Essayism is a book about essays and essayists, a study of melancholy and depression, a love letter to belle-lettrists, and an account of the indispensable lifelines of reading and writing. Brian Dillon’s style incorporates diverse features of the essay. By turns agglomerative, associative, digressive, curious, passionate, and dispassionate, his is a branching book of possibilities, seeking consolation and direction from Michel de Montaigne, Virginia Woolf, Roland Barthes, Theodor Adorno, Walter Benjamin, Georges Perec, Elizabeth Hardwick, and Susan Sontag, to name just a few of his influences.

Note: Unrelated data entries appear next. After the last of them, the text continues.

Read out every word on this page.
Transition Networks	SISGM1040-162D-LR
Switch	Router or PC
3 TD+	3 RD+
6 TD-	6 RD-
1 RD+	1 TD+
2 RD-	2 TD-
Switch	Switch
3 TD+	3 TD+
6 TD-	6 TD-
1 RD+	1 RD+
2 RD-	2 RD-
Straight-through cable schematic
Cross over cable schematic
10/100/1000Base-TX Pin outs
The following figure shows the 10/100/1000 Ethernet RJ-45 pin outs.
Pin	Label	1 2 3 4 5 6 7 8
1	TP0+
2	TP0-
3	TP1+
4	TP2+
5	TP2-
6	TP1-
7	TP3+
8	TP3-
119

Whether he is writing on origins, aphorisms, coherence, vulnerability, anxiety, or a number of other subjects, his command of language, his erudition, and his own personal history serve not so much to illuminate or magnify the subject as to discover it anew through a kaleidoscopic alignment of attention, thought, and feeling, a dazzling and momentary suspension of disparate elements, again and again.
PUBLISHERS WEEKLY
"Imagine a type of writing so hard to define its very name should be something like: an effort, an attempt, a trial," Dillon (The Great Explosion) aptly observes at the outset of this self-reflexive collection of essays about essay-writing. Dillon considers the form as a kind of literary fragment, as a vehicle for aphorisms, and as a channel for emotion, especially melancholy. He introduces readers to many of his writing heroes, among them Cyril Connolly, Elizabeth Hardwick, and Theodor Adorno, and is adept at explaining Hardwick's exquisite comma placement and William Gass's "shameless" penchant for alliteration. His appreciation of the essay form is tied to his own depression as a teen while his mother died of scleroderma, which led him to seek "some assurance that the world could not only be recast in words but had been made of language in the first place." In the essay, he writes, the world is remade over and over and "the greatest art is nothing but a delicately broached negation." His book is both an argument for and an example of the essay as the most complex and human literary form.